Pues vino el lobo a las cabras: el animal tendría hambre y venía adolecido del tiro que le dio mi consuegro, y se topó con uno de nuestros perros, que era un mastinaco grande, y le dio una truca que lo dejó medio baldado; pero el lobo, a pesar de estar herido, se defendió y pudo escaparse del perro. Era un lobo macho, muy largo y alto. Y al soltarse del perro se volvió para atrás y vino a toparse con unos zagales que llevaban otro hatajete de cabras y que tenían con ellos unos perrillos cazadorillos, de esos pequeños. Los muchachos salieron a un collado que le dicen La Cuesta del Muerto, cuando sintieron a los perruchos, ¡chau-chau, chau-chau!, y los zagales, sin poderse imaginar lo que era aquello, se arrimaron a donde estaban latiendo los perrillos, y entonces vieron al lobo, y el lobo los vio a ellos, y saltó de una bujea en la que se había metido y se tiró para abajo: ya el animal muy adolecido del tiro y de la sangre que había perdido y de la trilla que le dio el perro nuestro. Como ya no le quedaban fuerzas para gatear, se tiró por una garitilla a un poyato, pero luego se encontró como pillado en un cepo porque para arriba no podía salir, y se quedó allí empoyatado.

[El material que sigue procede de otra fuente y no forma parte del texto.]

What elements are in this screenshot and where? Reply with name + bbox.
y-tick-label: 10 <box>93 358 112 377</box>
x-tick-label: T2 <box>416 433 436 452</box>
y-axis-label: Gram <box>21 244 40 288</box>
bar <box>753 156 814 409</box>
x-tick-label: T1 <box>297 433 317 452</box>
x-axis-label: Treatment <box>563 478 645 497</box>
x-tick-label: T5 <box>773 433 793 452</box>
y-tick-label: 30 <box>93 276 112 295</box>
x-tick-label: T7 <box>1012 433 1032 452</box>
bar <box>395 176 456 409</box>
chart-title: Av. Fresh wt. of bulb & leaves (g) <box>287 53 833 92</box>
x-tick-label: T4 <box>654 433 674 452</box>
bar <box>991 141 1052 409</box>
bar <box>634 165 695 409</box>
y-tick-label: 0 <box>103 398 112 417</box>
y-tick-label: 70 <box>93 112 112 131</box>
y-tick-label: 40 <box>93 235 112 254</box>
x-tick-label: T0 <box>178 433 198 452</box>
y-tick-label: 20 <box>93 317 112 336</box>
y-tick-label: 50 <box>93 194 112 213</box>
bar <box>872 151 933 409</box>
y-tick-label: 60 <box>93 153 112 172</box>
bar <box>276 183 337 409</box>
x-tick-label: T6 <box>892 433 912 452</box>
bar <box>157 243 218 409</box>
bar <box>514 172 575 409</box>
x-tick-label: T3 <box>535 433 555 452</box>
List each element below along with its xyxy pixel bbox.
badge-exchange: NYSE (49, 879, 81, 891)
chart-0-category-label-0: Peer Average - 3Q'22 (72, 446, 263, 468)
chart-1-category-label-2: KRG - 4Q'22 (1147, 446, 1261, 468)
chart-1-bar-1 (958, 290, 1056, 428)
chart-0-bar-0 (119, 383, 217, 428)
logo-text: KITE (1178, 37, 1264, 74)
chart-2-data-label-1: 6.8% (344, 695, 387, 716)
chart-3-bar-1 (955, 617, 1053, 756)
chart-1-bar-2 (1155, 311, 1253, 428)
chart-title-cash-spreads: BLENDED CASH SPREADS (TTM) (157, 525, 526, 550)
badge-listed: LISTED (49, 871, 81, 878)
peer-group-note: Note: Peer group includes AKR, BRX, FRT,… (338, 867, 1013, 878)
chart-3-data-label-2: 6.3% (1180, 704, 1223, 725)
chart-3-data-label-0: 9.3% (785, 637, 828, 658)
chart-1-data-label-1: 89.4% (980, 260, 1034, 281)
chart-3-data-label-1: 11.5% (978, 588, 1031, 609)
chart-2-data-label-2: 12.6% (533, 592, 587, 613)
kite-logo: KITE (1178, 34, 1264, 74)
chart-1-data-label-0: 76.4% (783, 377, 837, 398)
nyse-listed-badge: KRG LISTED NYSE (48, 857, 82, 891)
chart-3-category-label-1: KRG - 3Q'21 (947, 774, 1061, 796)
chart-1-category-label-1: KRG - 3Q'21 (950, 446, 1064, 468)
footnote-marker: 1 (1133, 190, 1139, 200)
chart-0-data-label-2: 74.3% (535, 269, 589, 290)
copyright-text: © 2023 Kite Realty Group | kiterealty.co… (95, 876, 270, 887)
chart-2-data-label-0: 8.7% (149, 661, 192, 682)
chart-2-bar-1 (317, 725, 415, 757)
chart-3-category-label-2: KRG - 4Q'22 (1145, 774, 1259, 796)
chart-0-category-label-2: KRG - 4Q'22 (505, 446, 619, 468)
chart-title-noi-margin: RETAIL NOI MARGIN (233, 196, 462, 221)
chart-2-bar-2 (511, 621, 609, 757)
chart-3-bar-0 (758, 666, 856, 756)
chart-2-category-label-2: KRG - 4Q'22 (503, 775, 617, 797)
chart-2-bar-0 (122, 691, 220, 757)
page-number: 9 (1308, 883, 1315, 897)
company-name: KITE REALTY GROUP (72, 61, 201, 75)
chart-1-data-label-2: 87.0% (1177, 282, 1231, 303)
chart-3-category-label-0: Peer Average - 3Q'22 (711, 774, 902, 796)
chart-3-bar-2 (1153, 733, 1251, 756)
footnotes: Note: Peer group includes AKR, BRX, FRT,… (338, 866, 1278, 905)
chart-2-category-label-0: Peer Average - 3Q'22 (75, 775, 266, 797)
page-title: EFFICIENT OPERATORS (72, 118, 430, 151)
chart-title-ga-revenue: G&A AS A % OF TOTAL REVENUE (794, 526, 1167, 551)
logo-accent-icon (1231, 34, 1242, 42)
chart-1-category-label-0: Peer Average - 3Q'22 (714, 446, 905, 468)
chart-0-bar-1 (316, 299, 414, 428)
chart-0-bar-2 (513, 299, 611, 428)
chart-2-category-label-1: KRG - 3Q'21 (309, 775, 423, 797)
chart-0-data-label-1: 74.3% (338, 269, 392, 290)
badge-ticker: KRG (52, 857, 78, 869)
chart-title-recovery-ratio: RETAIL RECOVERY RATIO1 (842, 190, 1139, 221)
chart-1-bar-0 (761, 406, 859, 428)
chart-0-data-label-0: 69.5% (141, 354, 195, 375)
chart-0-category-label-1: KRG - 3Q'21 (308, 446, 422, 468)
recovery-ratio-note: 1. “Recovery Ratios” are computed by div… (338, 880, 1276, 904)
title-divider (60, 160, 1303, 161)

Los zagales, asustados, vieron pasar a lo lejos al Tío Victoriano, el abuelo de mi yerno Juan José, el marido de mi Lola, que estaba de guarda en «La Hortizuela» y llevaba el hombre su escopeta colgada del hombro. De modo que los zagales, al verlo, le echaron voces:

—¡Tío Victoriano! ¡Tío Victoriano!

Y él, al oír a los muchachos llamarle, les preguntó:

—¿Qué os pasa?

Y ellos gritaron:

—Venga usted, que aquí hay un lobo muy grande en un poyato.

Entonces, el Tío Victoriano bajó del monte y se acercó adonde estaban los zagales, y subió por una garitilla que había por donde mismo había colado el lobo y vino a ponerse encima de él, y desde allí, a bocajarro, le dio un tiro y lo echó abajo.

Pues cogieron al lobo, y el Tío Victoriano se lo dio al padre de aquellos zagales para que lo desollaran y le llenaran la piel de paja, como era costumbre, y fueran a pedir con él. Salieron a pedir con el lobo, y recogieron cuarenta reses. Todos los ganaderos les iban dando algo: el uno, una borrega; el otro, una chota. Cada cual lo que tenía voluntad.

Y ese fue el último lobo que se conoció aquí. Después no se han visto más.